I've known Bob Rumson for years, and I've been operating under the assumption that the reason Bob devotes so much time and energy to shouting at the rain was that he simply didn't get it. Well, I was wrong. Bob's problem isn't that he doesn't get it. Bob's problem is that he can't sell it! We have serious problems to solve, and we need serious people to solve them. And whatever your particular problem is, I promise you, Bob Rumson is not the least bit interested in solving it. He is interested in two things and two things only: making you afraid of it and telling you who's to blame for it. - Aaron Sorkin, The American President
I have listened patiently to every stupid, crazy idea conservatives offer up; I've put up with the Ann Coulters and Newt Gingriches and Dick Armeys because I don't want to seem close-minded or unwilling to consider alternative ideas... but enough. Wake the fuck up. Enough with the pandering to the folks who hate gays and want creationism taught in the schools (and not, you know, by gays). Enough. This coming election is about the family of my friend and her cousin going to Iraq and the prospect that her Uncle may lose his only son. Enough. Wake the fuck up.

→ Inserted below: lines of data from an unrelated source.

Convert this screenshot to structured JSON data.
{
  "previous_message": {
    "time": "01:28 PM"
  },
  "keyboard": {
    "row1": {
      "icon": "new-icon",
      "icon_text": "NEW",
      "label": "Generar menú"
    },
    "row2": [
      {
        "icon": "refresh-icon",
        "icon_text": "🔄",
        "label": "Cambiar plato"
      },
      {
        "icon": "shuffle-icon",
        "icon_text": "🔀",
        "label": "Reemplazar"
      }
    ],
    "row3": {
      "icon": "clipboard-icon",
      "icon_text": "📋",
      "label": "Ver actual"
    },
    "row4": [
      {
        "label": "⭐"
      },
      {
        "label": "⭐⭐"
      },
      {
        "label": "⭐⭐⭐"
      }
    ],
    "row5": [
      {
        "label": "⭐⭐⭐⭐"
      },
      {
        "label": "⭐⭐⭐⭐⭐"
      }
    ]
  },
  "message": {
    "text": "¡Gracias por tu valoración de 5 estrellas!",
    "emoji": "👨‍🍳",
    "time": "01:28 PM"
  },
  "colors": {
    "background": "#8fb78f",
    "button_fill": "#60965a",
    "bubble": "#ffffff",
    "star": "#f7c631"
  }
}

I just want to be clear - cause I've been here all along - we have got to get out of Iraq. It's killing us, it's killing my country, and I have just had it. And the guy who can't frankly tell his own constituency to wake up and let go of the crap about "culture wars" and who can't call the current Administration fuck-ups (yes, Mike Huckabee, that would be you, talking about failures on Katrina and immigration as if they happened by magic, so you wouldn't have to call the President by name). Tomorrow, maybe even later today, I'll probably get back to being even-handed and contemplative. But for now, I'm just pissed. And that's pissed-off liberal. Don't forget it, and don't mistake it for something else. I don't.
I'd like to just defend myself that I had virtually no internet connection from last Thursday until I posted on Monday!